There is a wide array of great booklets available, but we have found John Blanchard’s booklets to be ideal for us. The covers and titles are simple but eye-catching, and the classic Ultimate Questions is a go-to one for me if someone is asking about the basics of what Christianity is all about.
A small selection of tracts is also a good idea, and again there is a good selection of tracts available at 10ofThose or DayOne. You could even have a go at writing your own and make it specific or personal to your town.
We have an abundance of Bibles available to us, don’t we? If your church has some spare, why not take two or three with you? We always keep one or two back, and if someone comes to the stall who genuinely needs a Bible, we will give them one.
(We don’t put them out on the table, though. We have found through experience that if there are free Bibles available, people are quick to take them, even if they already have ten at home!)
Having a small selection of children’s booklets is a good idea too. Often, children will run up to the stall, followed shortly after by their mum or dad, and their faces light up when we hand them a free book! Adults will often take a children’s booklet too, which is no bad thing!
One last thing regarding literature, it’s a good idea to have little stickers with your church details on them to stick on the back of the booklets and tracts, so people know where it came from!
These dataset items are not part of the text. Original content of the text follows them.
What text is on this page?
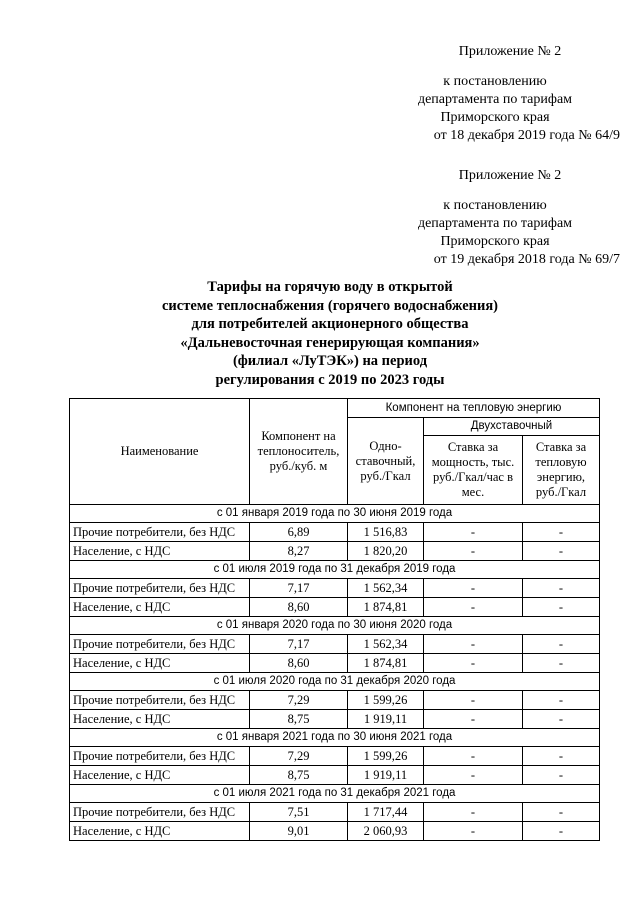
Приложение № 2
к постановлению
департамента по тарифам
Приморского края
от 18 декабря 2019 года № 64/9
Приложение № 2
к постановлению
департамента по тарифам
Приморского края
от 19 декабря 2018 года № 69/7
Тарифы на горячую воду в открытой
системе теплоснабжения (горячего водоснабжения)
для потребителей акционерного общества
«Дальневосточная генерирующая компания»
(филиал «ЛуТЭК») на период
регулирования с 2019 по 2023 годы
Наименование	Компонент на теплоноситель, руб./куб. м	Компонент на тепловую энергию		
		Одно-ставочный, руб./Гкал	Двухставочный	
			Ставка за мощность, тыс. руб./Гкал/час в мес.	Ставка за тепловую энергию, руб./Гкал
с 01 января 2019 года по 30 июня 2019 года				
Прочие потребители, без НДС	6,89	1 516,83	-	-
Население, с НДС	8,27	1 820,20	-	-
с 01 июля 2019 года по 31 декабря 2019 года				
Прочие потребители, без НДС	7,17	1 562,34	-	-
Население, с НДС	8,60	1 874,81	-	-
с 01 января 2020 года по 30 июня 2020 года				
Прочие потребители, без НДС	7,17	1 562,34	-	-
Население, с НДС	8,60	1 874,81	-	-
с 01 июля 2020 года по 31 декабря 2020 года				
Прочие потребители, без НДС	7,29	1 599,26	-	-
Население, с НДС	8,75	1 919,11	-	-
с 01 января 2021 года по 30 июня 2021 года				
Прочие потребители, без НДС	7,29	1 599,26	-	-
Население, с НДС	8,75	1 919,11	-	-
с 01 июля 2021 года по 31 декабря 2021 года				
Прочие потребители, без НДС	7,51	1 717,44	-	-
Население, с НДС	9,01	2 060,93	-	-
First impressions are important. When people do come to the table to look, take something, or just to talk, we want them to meet with Christians who are smiling, friendly and warm! Not a manic grin, or an over-the-top eagerness, but genuine appreciation that they have come over (after all, it might take a lot of courage for someone to come over to the table).
When someone approaches, I smile, say hello and let them know that they can take anything they think will be helpful. Some people will start talking immediately, which is great as you get a quick idea of where they are coming from. Others may not say much, and you may need to coax things out of them gently. I usually ask them what it was that caught their attention, or if they have a faith or belief? This is often the catalyst to them opening up. If they still don’t say anything, then I let them continue to browse without putting any more pressure on. They may just walk away without saying anything, but that’s okay! Depending on the situation I may offer a Gospel for them to take, but if they refuse, then I don’t push it on them. The main thing is that they have clocked you are there and that they have been made to feel welcome. You may find that they come back another time more ready to talk.
Listen to their response
Once a person has started to open up, then it’s important that you listen! I know that sounds obvious, but we know very quickly when someone isn’t actually listening to us. Ensure you give eye contact, full attention and pretend that there is nothing else going on around you except the conversation you are having with the person in front of you.
Often these people come back again, and it’s very encouraging for them when you remember the things they have told you. ‘How did that appointment go?’ ‘I was thinking about that question you asked…’ ‘Remember when you said this, well…’ This will only happen if you have been listening to them.
The temptation to jump in and say something will be very strong, but try to resist it! And chose the right moment to then reply. You will find that this leads to opportunities to share the gospel in a natural way.
Sharing the glorious gospel of our Lord Jesus is the greatest privilege we have! A literature table will give you great opportunities to do this. We just need to be ready, willing and faithful!